Allah’a kulluk eden müminlerin de müşriklere karşı gerekli tavrı koymasını ister:
“De ki: “Ey Kâfirler! Ben sizin kulluk ettiklerinize kulluk etmem. Siz de benim kulluk ettiğime kulluk edecek değilsiniz. Ben sizin kulluk ettiklerinize kulluk edecek değilim. Siz de benim kulluk ettiğime kulluk edecek değilsiniz. Sizin dininiz size, benim dinim de banadır.” (Kafirun Suresi)
Bütün verilen bilgiler, ortaya konan deliller, ileri sürülen beyyinelere rağmen insan hala aciz, zavallı, yaratılmış, zaman ve mekâna bağlı halini dikkate almadan Allah’ın hakkı olan tek ve yegâne ilah oluşu gerçeğine aykırı şirk anlayışını ileri sürebiliyor ve bu itikadında ısrarcı olabiliyorsa büyük bir zulme imza atıyor demektir.
“Hani Lokman oğluna öğüt vererek şöyle demişti: "Yavrum! Allah'a ortak koşma! Çünkü ortak koşmak elbette büyük bir zulümdür.” (Lokman: 13)
O halde şirk inancını benimsemiş bir kimse, bu itikadında kaldığı, iftirasına devam ettiği, düştüğü sapkınlıktan çıkmadığı sürece Allah nezdinde rahmetten, mağfiretten yani Allahın affından mahrum kalacağını bilmelidir.

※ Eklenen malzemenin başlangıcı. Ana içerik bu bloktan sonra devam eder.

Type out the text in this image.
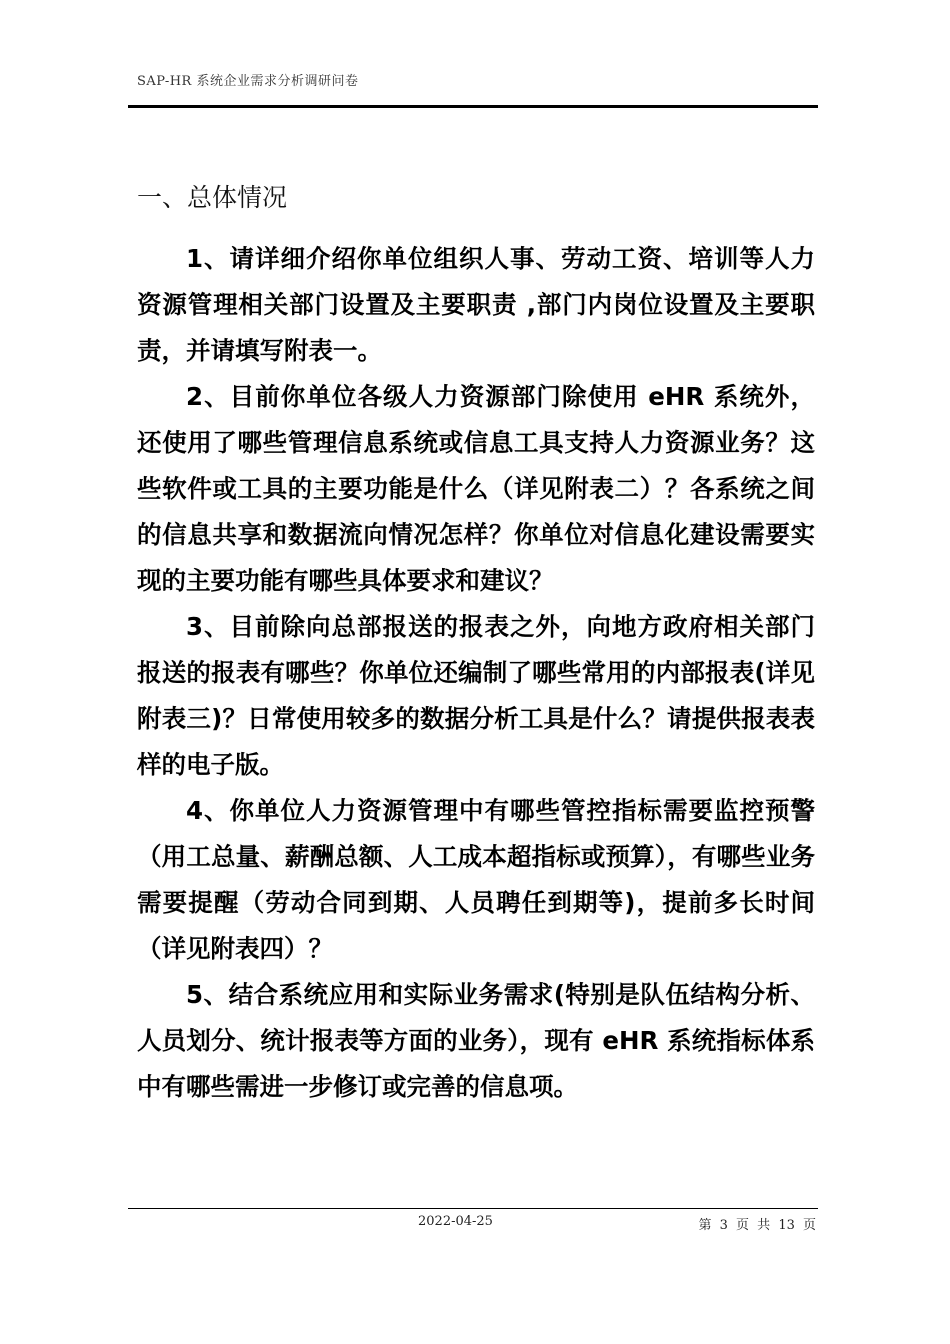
SAP-HR 系统企业需求分析调研问卷
一、总体情况

1、请详细介绍你单位组织人事、劳动工资、培训等人力资源管理相关部门设置及主要职责 ,部门内岗位设置及主要职责，并请填写附表一。

2、目前你单位各级人力资源部门除使用 eHR 系统外，还使用了哪些管理信息系统或信息工具支持人力资源业务？这些软件或工具的主要功能是什么（详见附表二）？各系统之间的信息共享和数据流向情况怎样？你单位对信息化建设需要实现的主要功能有哪些具体要求和建议？

3、目前除向总部报送的报表之外，向地方政府相关部门报送的报表有哪些？你单位还编制了哪些常用的内部报表(详见附表三)？日常使用较多的数据分析工具是什么？请提供报表表样的电子版。

4、你单位人力资源管理中有哪些管控指标需要监控预警（用工总量、薪酬总额、人工成本超指标或预算），有哪些业务需要提醒（劳动合同到期、人员聘任到期等)，提前多长时间（详见附表四）？

5、结合系统应用和实际业务需求(特别是队伍结构分析、人员划分、统计报表等方面的业务），现有 eHR 系统指标体系中有哪些需进一步修订或完善的信息项。

2022-04-25	第 3 页 共 13 页
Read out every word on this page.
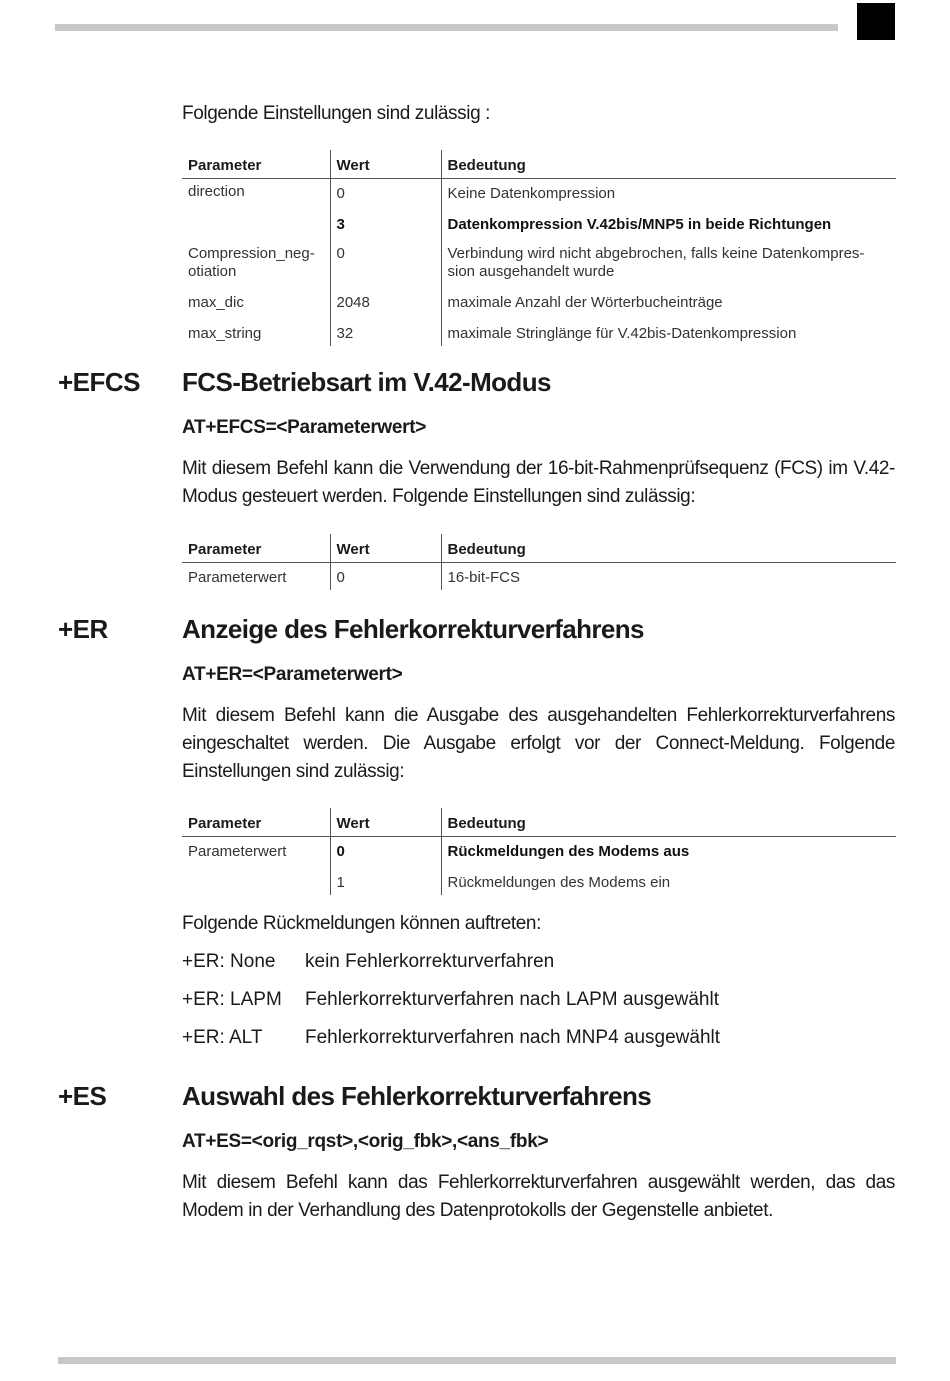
Folgende Einstellungen sind zulässig :

Parameter	Wert	Bedeutung
direction	0	Keine Datenkompression
	3	Datenkompression V.42bis/MNP5 in beide Richtungen
Compression_neg-
otiation	0	Verbindung wird nicht abgebrochen, falls keine Datenkompres-
sion ausgehandelt wurde
max_dic	2048	maximale Anzahl der Wörterbucheinträge
max_string	32	maximale Stringlänge für V.42bis-Datenkompression
+EFCS FCS-Betriebsart im V.42-Modus
AT+EFCS=<Parameterwert>

Mit diesem Befehl kann die Verwendung der 16-bit-Rahmenprüfsequenz (FCS) im V.42-Modus gesteuert werden. Folgende Einstellungen sind zulässig:

Parameter	Wert	Bedeutung
Parameterwert	0	16-bit-FCS
+ER	Anzeige des Fehlerkorrekturverfahrens
AT+ER=<Parameterwert>

Mit diesem Befehl kann die Ausgabe des ausgehandelten Fehlerkorrekturverfahrens eingeschaltet werden. Die Ausgabe erfolgt vor der Connect-Meldung. Folgende Einstellungen sind zulässig:

Parameter	Wert	Bedeutung
Parameterwert	0	Rückmeldungen des Modems aus
	1	Rückmeldungen des Modems ein

Folgende Rückmeldungen können auftreten:

+ER: None kein Fehlerkorrekturverfahren
+ER: LAPM Fehlerkorrekturverfahren nach LAPM ausgewählt
+ER: ALT Fehlerkorrekturverfahren nach MNP4 ausgewählt
+ES	Auswahl des Fehlerkorrekturverfahrens
AT+ES=<orig_rqst>,<orig_fbk>,<ans_fbk>

Mit diesem Befehl kann das Fehlerkorrekturverfahren ausgewählt werden, das das Modem in der Verhandlung des Datenprotokolls der Gegenstelle anbietet.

“Şüphesiz Allah, kendisine ortak koşulmasını asla bağışlamaz. Bunun dışında kalanları (günahları) ise dilediği kimseler için bağışlar. Allah'a şirk koşan kimse, şüphesiz büyük bir günah işleyerek iftira etmiş olur.” (Nisa: 48)
“Şüphesiz Allah kendisine ortak koşulmasını bağışlamaz. Bunun dışındaki günahları, dilediği kimseler için bağışlar. Allah'a ortak koşan, kuşkusuz, derin bir sapıklığa düşmüştür.” (Nisa: 116)
Öyleyse “De ki: “Şüphesiz bana, dini Allah'a has kılarak O'na ibadet etmem emredildi. Bana, müslümanların ilki olmam da emredildi.” (Zümer: 11- 12) ayetlerine kulak vererek Rabbimize şu sözü verelim: “(Rabbimiz) Ancak sana kulluk eder ve ancak senden yardım dileriz” (Fatiha: 5)
En emin olan Rabbime emanet olunuz.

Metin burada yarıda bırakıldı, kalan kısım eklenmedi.